Spark中Worker启动,可以
1. ${SPARK_HOME}/sbin/start-all.sh
2. ${SPARK_HOME}/sbin/start-slaves.sh
start-all.sh脚本内容:
…
#Start all spark daemons.
#Starts the master on this node.
#Starts a worker on each node specified in conf/slaves
if [ -z "${SPARK_HOME}" ]; then
export SPARK_HOME="$(cd "`dirname "$0"`"/..; pwd)"
fi
#Load the Spark configuration
. "${SPARK_HOME}/sbin/spark-config.sh"
#Start Master
"${SPARK_HOME}/sbin"/start-master.sh # 启动master
#Start Workers
"${SPARK_HOME}/sbin"/start-slaves.sh # 启动workers
start-slaves.sh脚本内容:
#Starts a slave instance on each machine specified in the conf/slaves file.

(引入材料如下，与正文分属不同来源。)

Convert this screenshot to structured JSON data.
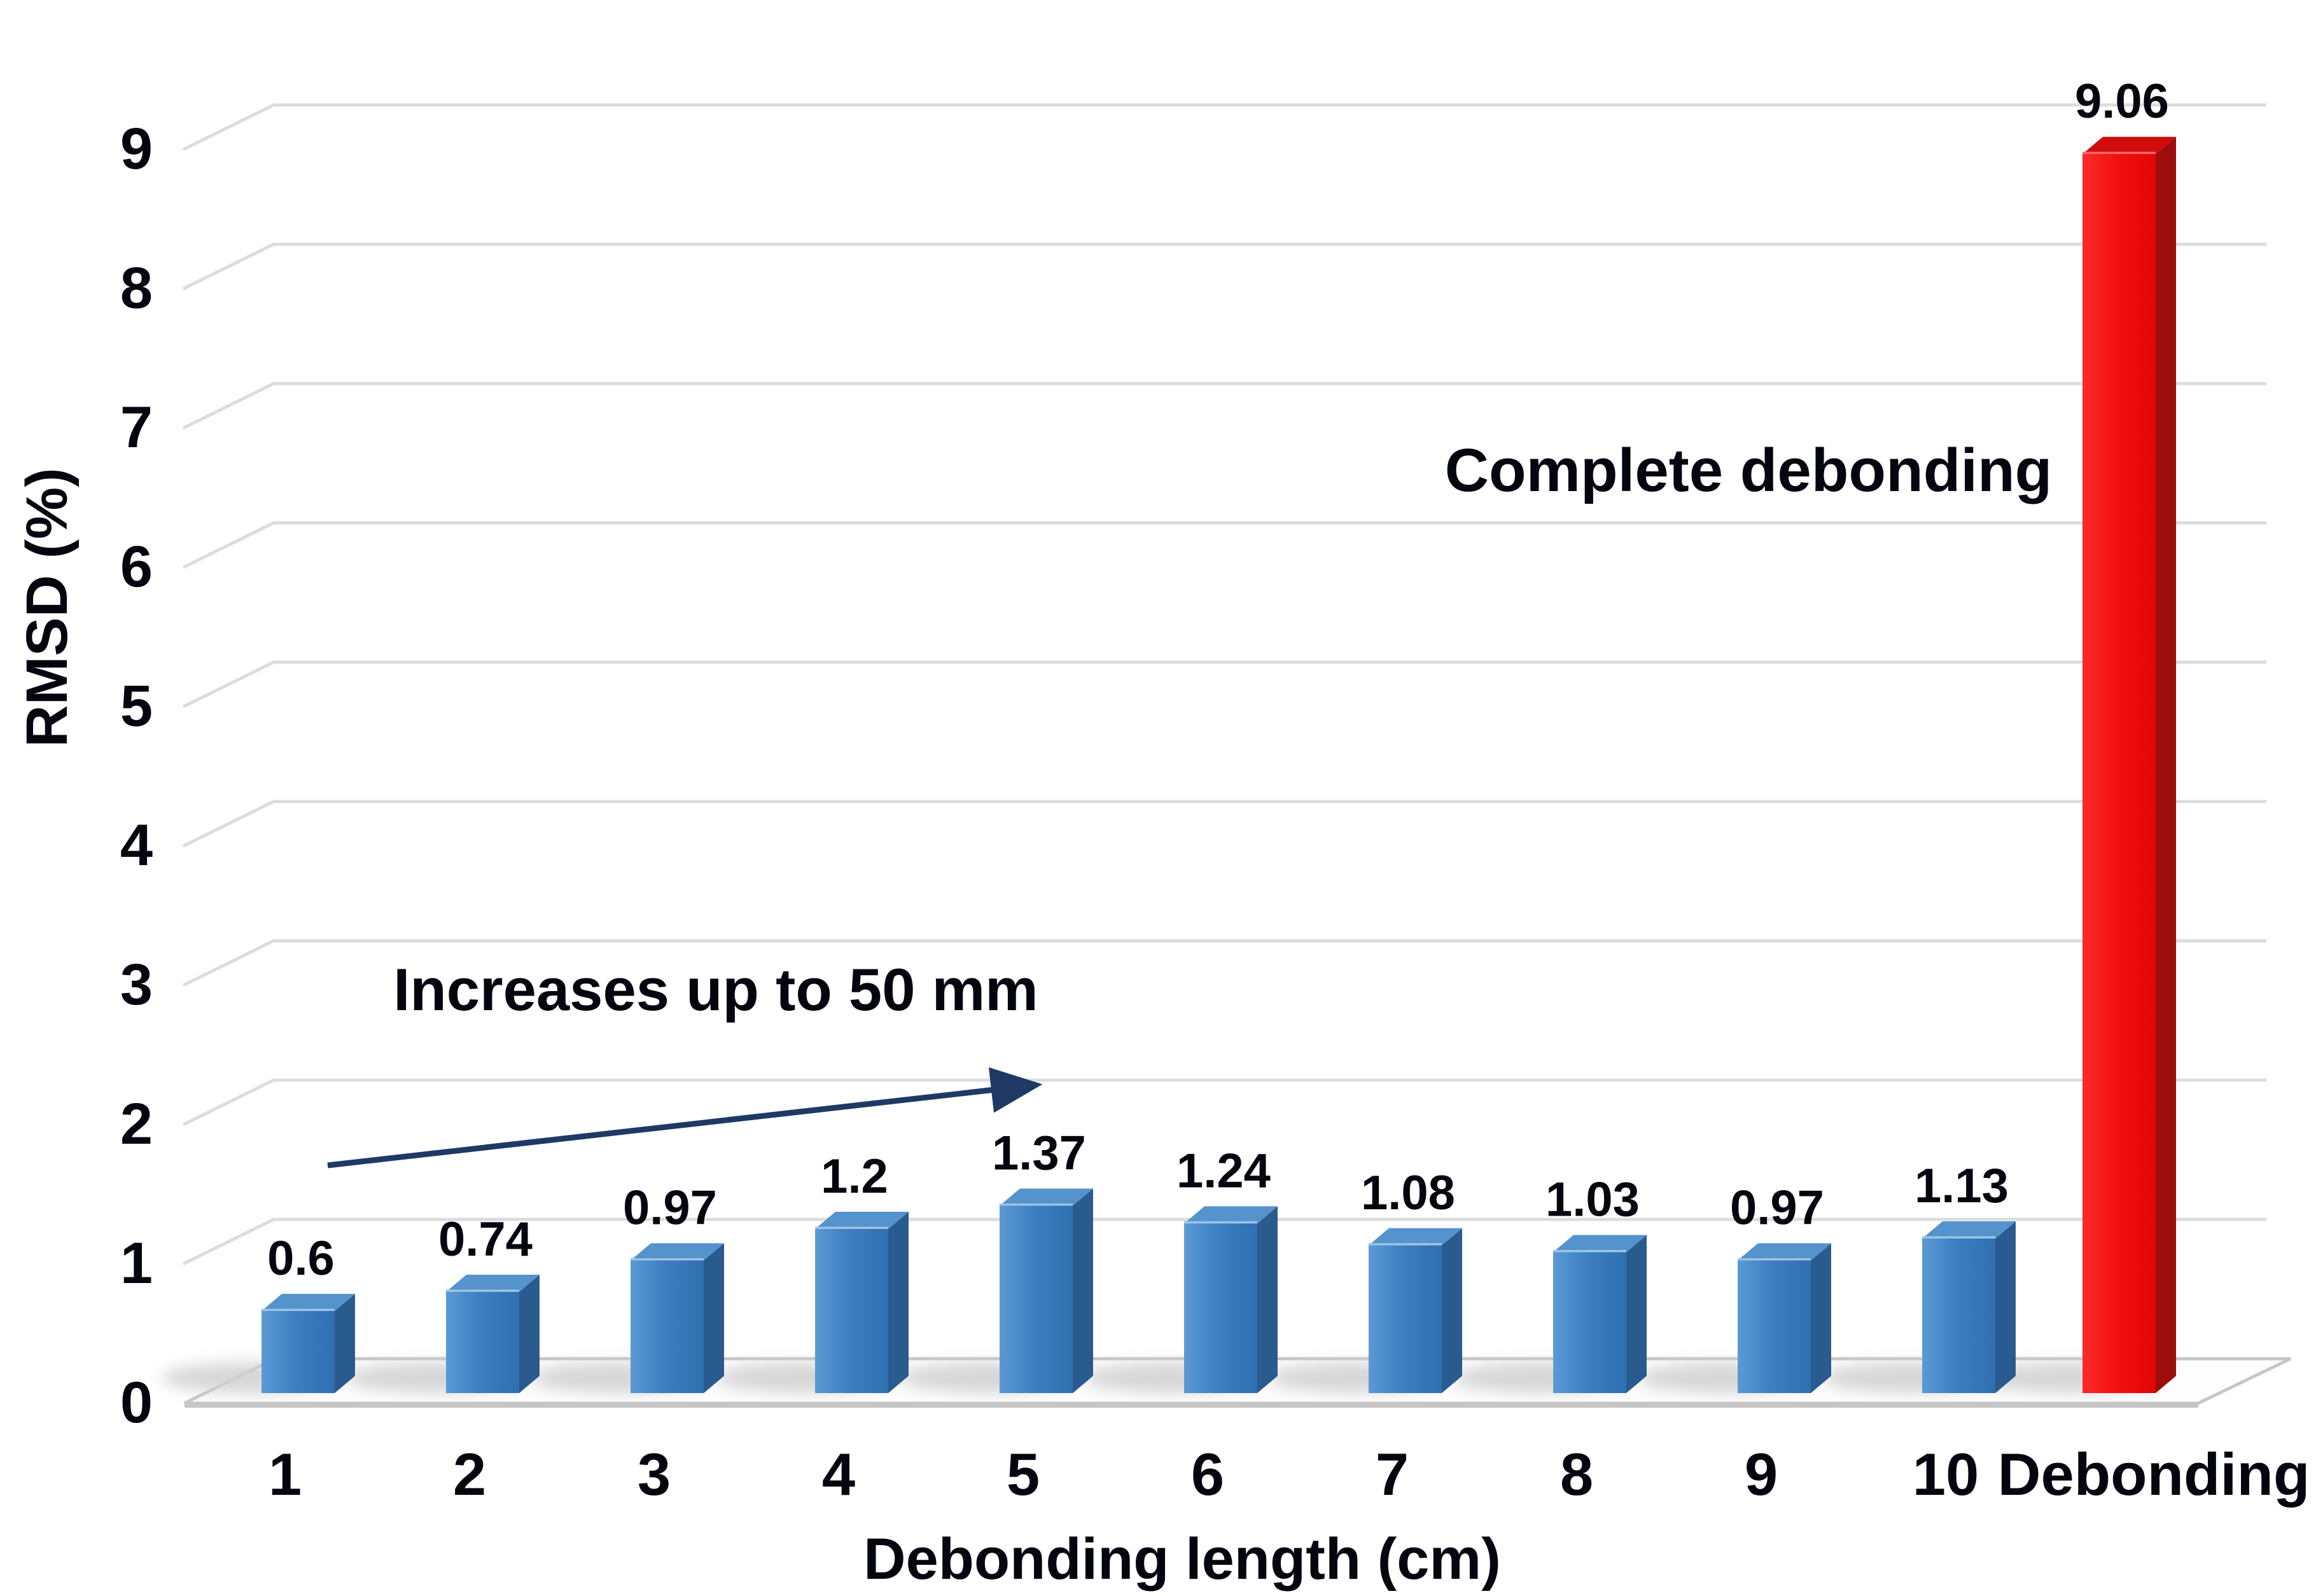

if [ -z "${SPARK_HOME}" ]; then
export SPARK_HOME="$(cd "`dirname "$0"`"/..; pwd)"
fi
. "${SPARK_HOME}/sbin/spark-config.sh"
. "${SPARK_HOME}/bin/load-spark-env.sh"
#Find the port number for the master
if [ "$SPARK_MASTER_PORT" = "" ]; then
SPARK_MASTER_PORT=7077
fi
if [ "$SPARK_MASTER_HOST" = "" ]; then
case `uname` in
(SunOS)
SPARK_MASTER_HOST="`/usr/sbin/check-hostname | awk '{print $NF}'`"
;;
(*)
SPARK_MASTER_HOST="`hostname -f`"
;;
esac
fi
Launch the slaves
start-slave.sh脚本内容:
#"${SPARK_HOME}/sbin/slaves.sh" cd "${SPARK_HOME}" \; "${SPARK_HOME}/sbin/start-slave.sh" "spark://$SPARK_MASTER_HOST:$SPARK_MASTER_PORT"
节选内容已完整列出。